In the most comprehensive report to date on the economic implications of protecting nature, more than 100 economists and scientists find that the global economy would benefit from the establishment of far more protected areas on land and at sea than exist today.
The report considers various scenarios of protecting at least 30% of the planet to show that the benefits outweigh the costs by a ratio of at least 5-to-1. It offers new evidence that the nature conservation sector drives economic growth, delivers key non-monetary benefits, and is a net contributor to a resilient global economy.
The findings follow growing scientific evidence that at least 30% of the planet’s land and ocean must be protected to address the alarming collapse of the natural world, which now threatens up to a million species with extinction. With such clear economic and scientific data, momentum continues to build for a landmark global agreement that would include the 30% protection target.
The United Nations Convention on Biological Diversity has included this 30% protected area goal in its draft 10-year strategy, which is expected to be finalized and approved by the Convention’s 196 parties next year in Kunming, China.
This new independent report, “Protecting 30% of the Planet for Nature: Costs, Benefits and Economic Implications,” of which the writer of this Asia Times article is co-author, is the first ever analysis of protected area impacts across multiple economic sectors, including agriculture, fisheries, and forestry in addition to the nature conservation sector.
The report measures the financial impacts of protected areas on the global economy and non-monetary benefits such as ecosystem services, including climate-change mitigation, flood protection, clean-water provision and soil conservation. Across all measures, the experts find that the benefits are greater when more nature is protected as opposed to maintaining the status quo.
Currently, roughly 15% of the world’s land and 7% of the ocean has some degree of protection. The report finds projects that the additional protections would lead to an average of US$250 billion in increased economic output annually, and an average of at least $350 billion in improved ecosystem services annually, compared with the status quo.
The nature conservation sector has been one of the fastest growing in recent years and, according to the report, is projected to grow 4-6% per year compared with less than 1% for agriculture and forestry, and a recession of fisheries, after the world recovers from the Covid-19 pandemic.
Protecting natural areas also provides significant mental and physical health benefits and reduces the risk of new zoonotic disease outbreaks such as Covid-19, a value that has not yet been quantified despite the extraordinarily high economic costs of the pandemic. A recent study estimated the economic value of protected areas based on the improved mental health of visitors to be $6 trillion annually.
“Our report shows that protection in today’s economy brings in more revenue than the alternatives and likely adds revenue to agriculture and forestry, while helping prevent climate change, water crises, biodiversity loss and disease,” said Anthony Waldron, the lead author of the report.
“Increasing nature protection is sound policy for governments juggling multiple interests. You cannot put a price tag on nature – but the economic numbers point to its protection,” added Waldron, a researcher focused on conservation finance, global species loss and sustainable agriculture.

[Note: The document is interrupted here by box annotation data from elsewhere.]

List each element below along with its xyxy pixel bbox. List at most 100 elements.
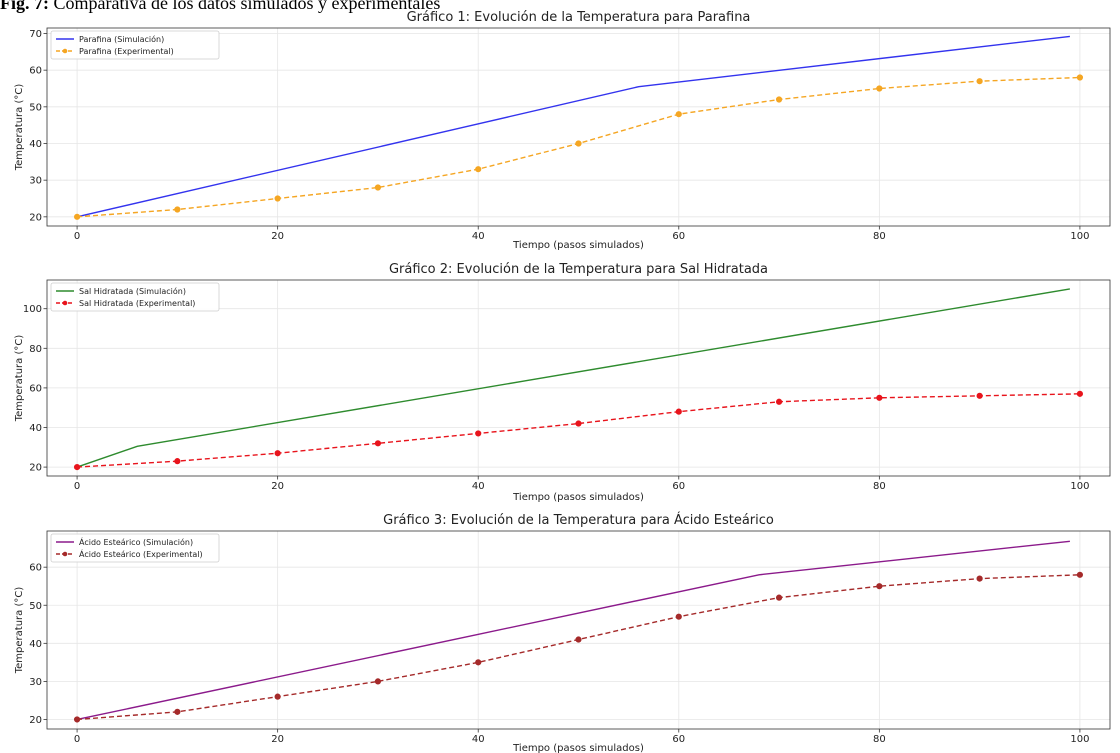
legend-marker [62, 551, 68, 557]
plot-area [47, 28, 1110, 226]
legend-entry: Sal Hidratada (Experimental) [79, 299, 195, 308]
figure-caption: Fig. 7: Comparativa de los datos simulad… [0, 0, 440, 13]
legend: Sal Hidratada (Simulación) Sal Hidratada … [50, 282, 220, 312]
y-axis-label: Temperatura (°C) [14, 84, 25, 172]
x-tick-label: 80 [873, 481, 886, 492]
data-point [675, 408, 682, 415]
data-point [675, 613, 682, 620]
data-point [475, 166, 482, 173]
data-point [274, 195, 281, 202]
y-tick-label: 20 [29, 715, 42, 726]
data-point [475, 430, 482, 437]
x-tick-label: 60 [672, 231, 685, 242]
plot-frame [46, 279, 1111, 477]
x-axis-label: Tiempo (pasos simulados) [512, 492, 644, 503]
data-point [374, 440, 382, 447]
x-tick-label: 40 [472, 231, 485, 242]
data-point [1076, 74, 1084, 81]
legend-entry: Ácido Esteárico (Simulación) [79, 536, 193, 547]
legend-entry: Sal Hidratada (Simulación) [79, 286, 186, 296]
x-tick-label: 20 [271, 734, 284, 745]
data-point [274, 450, 281, 457]
plot-frame [46, 530, 1111, 730]
x-tick-label: 20 [271, 481, 284, 492]
y-axis-label: Temperatura (°C) [14, 335, 25, 423]
x-tick-label: 60 [672, 481, 685, 492]
chart-3: 0 20 40 60 80 100 20 30 40 50 60 Gráfico 3: Evoluci… [14, 512, 1111, 753]
x-tick-label: 80 [873, 734, 886, 745]
data-point [1076, 390, 1084, 397]
legend-entry: Parafina (Simulación) [79, 34, 164, 44]
series-line-1 [76, 35, 1070, 218]
chart-title: Gráfico 2: Evolución de la Temperatura p… [389, 262, 768, 277]
chart-1: 0 20 40 60 80 100 20 30 40 50 60 70 Gráfico 1: Evolu… [14, 10, 1111, 251]
data-point [575, 420, 582, 427]
data-point [73, 213, 81, 220]
data-point [976, 392, 983, 399]
data-point [976, 575, 983, 582]
x-tick-label: 60 [672, 734, 685, 745]
legend-marker [62, 48, 68, 54]
legend: Parafina (Simulación) Parafina (Experimen… [50, 30, 220, 60]
chart-title: Gráfico 3: Evolución de la Temperatura p… [383, 512, 774, 528]
x-tick-label: 100 [1070, 481, 1089, 492]
data-point [876, 583, 883, 590]
data-point [575, 636, 582, 643]
data-point [174, 206, 181, 213]
plot-area [47, 531, 1110, 729]
y-tick-label: 50 [29, 102, 42, 113]
data-point [876, 394, 883, 401]
data-point [174, 458, 181, 465]
x-tick-label: 0 [74, 481, 80, 492]
y-tick-label: 20 [29, 212, 42, 223]
x-tick-label: 40 [472, 481, 485, 492]
data-point [73, 716, 81, 723]
series-line-1 [76, 540, 1070, 721]
x-tick-label: 40 [472, 734, 485, 745]
y-tick-label: 100 [23, 304, 42, 315]
data-point [73, 463, 81, 471]
data-point [876, 85, 883, 92]
y-tick-label: 20 [29, 463, 42, 474]
legend-entry: Parafina (Experimental) [79, 47, 174, 56]
data-point [976, 78, 983, 85]
data-point [675, 111, 682, 118]
data-point [775, 398, 783, 405]
x-tick-label: 100 [1070, 734, 1089, 745]
data-point [775, 594, 783, 601]
x-axis-label: Tiempo (pasos simulados) [512, 743, 644, 753]
series-line-1 [76, 288, 1071, 468]
y-tick-label: 60 [29, 383, 42, 394]
y-tick-label: 60 [29, 66, 42, 77]
legend-box [50, 282, 220, 312]
y-tick-label: 40 [29, 139, 42, 150]
data-point [374, 184, 382, 191]
x-tick-label: 20 [271, 231, 284, 242]
y-axis-label: Temperatura (°C) [14, 587, 25, 675]
y-tick-label: 80 [29, 344, 42, 355]
figure-caption-text: Comparativa de los datos simulados y exp… [49, 0, 441, 13]
y-tick-label: 40 [29, 423, 42, 434]
legend: Ácido Esteárico (Simulación)Ácido Esteár… [50, 533, 220, 563]
y-tick-label: 40 [29, 639, 42, 650]
legend-box [50, 30, 220, 60]
data-point [575, 140, 582, 147]
y-tick-label: 30 [29, 677, 42, 688]
data-point [174, 708, 181, 715]
chart-title: Gráfico 1: Evolución de la Temperatura p… [407, 10, 751, 25]
y-tick-label: 30 [29, 176, 42, 187]
data-point [274, 693, 281, 700]
data-point [475, 659, 482, 666]
x-tick-label: 80 [873, 231, 886, 242]
legend-box [50, 533, 220, 563]
legend-marker [62, 300, 68, 306]
figure-caption-number: Fig. 7: [0, 0, 49, 13]
plot-frame [46, 27, 1111, 227]
x-axis-label: Tiempo (pasos simulados) [512, 240, 644, 251]
legend-entry: Ácido Esteárico (Experimental) [79, 548, 203, 559]
data-point [1076, 571, 1084, 578]
x-tick-label: 100 [1070, 231, 1089, 242]
y-tick-label: 70 [29, 29, 42, 40]
chart-2: 0 20 40 60 80 100 20 40 60 80 100 Gráfico 2: Evoluc… [14, 262, 1111, 503]
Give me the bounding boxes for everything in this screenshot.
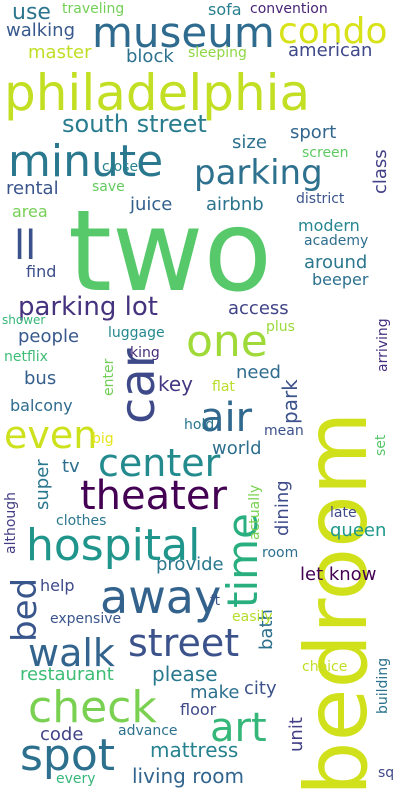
word-let-know: let know <box>300 564 377 585</box>
word-although: although <box>3 491 19 554</box>
word-arriving: arriving <box>375 318 391 372</box>
word-master: master <box>28 42 92 63</box>
word-district: district <box>296 191 345 207</box>
word-expensive: expensive <box>50 611 122 627</box>
word-area: area <box>12 202 48 221</box>
word-room: room <box>262 545 299 561</box>
word-building: building <box>375 657 391 714</box>
word-easily: easily <box>232 609 273 625</box>
word-ll: ll <box>14 223 37 269</box>
word-air: air <box>200 395 253 441</box>
word-advance: advance <box>118 723 178 739</box>
word-convention: convention <box>250 1 328 17</box>
word-choice: choice <box>302 659 348 675</box>
word-theater: theater <box>80 473 227 519</box>
word-traveling: traveling <box>62 1 125 17</box>
word-close: close <box>102 159 139 175</box>
word-condo: condo <box>278 11 388 52</box>
word-mattress: mattress <box>150 738 239 762</box>
word-sofa: sofa <box>208 0 242 19</box>
word-center: center <box>98 441 221 485</box>
word-class: class <box>370 149 391 194</box>
word-size: size <box>232 132 267 153</box>
word-south-street: south street <box>62 110 207 138</box>
word-juice: juice <box>130 194 173 215</box>
word-screen: screen <box>302 145 349 161</box>
word-luggage: luggage <box>108 325 165 341</box>
word-mean: mean <box>264 423 304 439</box>
word-make: make <box>190 682 240 703</box>
word-late: late <box>330 505 357 521</box>
word-rental: rental <box>6 178 59 199</box>
word-american: american <box>288 40 373 61</box>
word-hold: hold <box>184 417 215 433</box>
word-people: people <box>18 326 80 347</box>
word-park: park <box>278 379 302 424</box>
word-museum: museum <box>92 8 275 57</box>
word-bus: bus <box>24 368 57 389</box>
word-sq: sq <box>378 765 395 781</box>
word-plus: plus <box>266 319 295 335</box>
word-access: access <box>228 298 289 319</box>
word-beeper: beeper <box>312 270 369 289</box>
word-modern: modern <box>298 216 360 235</box>
word-clothes: clothes <box>56 513 107 529</box>
word-one: one <box>186 316 268 367</box>
word-tv: tv <box>62 456 80 477</box>
word-check: check <box>28 682 157 733</box>
word-ft: ft <box>210 593 221 609</box>
word-art: art <box>210 705 267 751</box>
word-shower: shower <box>2 313 46 327</box>
word-world: world <box>212 438 262 459</box>
word-sleeping: sleeping <box>188 45 247 61</box>
word-key: key <box>158 372 194 396</box>
word-street: street <box>128 621 240 665</box>
word-enter: enter <box>101 358 117 396</box>
word-walk: walk <box>28 631 115 675</box>
word-living-room: living room <box>132 764 244 788</box>
word-hospital: hospital <box>26 520 201 571</box>
word-spot: spot <box>20 730 116 781</box>
word-even: even <box>4 413 98 457</box>
word-save: save <box>92 179 125 195</box>
word-city: city <box>244 678 277 699</box>
word-queen: queen <box>330 520 387 541</box>
word-parking-lot: parking lot <box>18 292 158 322</box>
word-restaurant: restaurant <box>20 664 114 685</box>
word-netflix: netflix <box>4 349 48 365</box>
word-walking: walking <box>6 20 76 41</box>
word-academy: academy <box>304 233 369 249</box>
word-around: around <box>304 252 368 273</box>
word-every: every <box>56 771 96 787</box>
word-please: please <box>152 662 218 686</box>
word-away: away <box>100 570 222 624</box>
word-bed: bed <box>5 577 45 642</box>
word-use: use <box>12 0 51 25</box>
word-airbnb: airbnb <box>206 194 264 215</box>
word-set: set <box>373 434 389 456</box>
word-flat: flat <box>212 379 235 395</box>
word-find: find <box>26 262 57 281</box>
word-big: big <box>92 431 114 447</box>
word-actually: actually <box>247 484 263 540</box>
word-dining: dining <box>272 480 293 536</box>
word-sport: sport <box>290 122 337 143</box>
word-parking: parking <box>194 153 323 193</box>
word-floor: floor <box>180 700 217 719</box>
word-help: help <box>40 576 75 595</box>
word-unit: unit <box>286 717 307 752</box>
word-minute: minute <box>8 136 164 187</box>
word-two: two <box>68 187 273 317</box>
word-philadelphia: philadelphia <box>4 64 311 122</box>
word-code: code <box>40 724 84 745</box>
word-need: need <box>236 362 281 383</box>
word-provide: provide <box>156 554 224 575</box>
word-super: super <box>32 459 53 510</box>
word-block: block <box>126 46 174 67</box>
word-balcony: balcony <box>10 396 73 415</box>
word-king: king <box>130 345 160 361</box>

The report also indicates that effective protection of 30% of the planet planet requires an average annual investment of roughly $140 billion by 2030. The world currently invests just over $24 billion per year in protected areas – less than the world spends on ice cream.
This investment pales in comparison to the economic benefits that additional protected areas would deliver and to the far larger financial support currently given to other sectors. Investing to protect nature would represent less than one-third of the amount that governments spend on subsidies to activities that destroy nature. It would represent 0.16% of global gross domestic product and require less investment than the world spends on video games every year.
Dr Zakri Abdul Hamid, ambassador and science adviser to the Campaign for Nature and founding chairman of the Intergovernmental Science-Policy Platform on Biodiversity and Ecosystem Services (IPBES), notes: “With so much abundance of biodiversity found in Malaysia, and in the ASEAN region, it is encouraging to know from this report that protecting 30% of the land and marine surfaces provides more monetary and non-monetary values than the status quo.”
The Campaign for Nature (CFN), which commissioned this report, is working with a growing coalition of more than 100 conservation organizations and scientists around the world in support of the 30%+ target, and increased financial support for conservation. CFN is also working with indigenous leaders to ensure full respect for indigenous rights and free, prior, and informed consent.
CFN recommends that funding comes from all sources, including official development assistance, governments’ domestic budgets, climate financing directed to nature-based solutions, philanthropies, corporations, and new sources of revenue or savings through regulatory and subsidy changes.
As 70-90% of the cost would be focused on low- and middle-income countries because of the location of the world’s most threatened biodiversity, these countries will require financial assistance from multiple sources.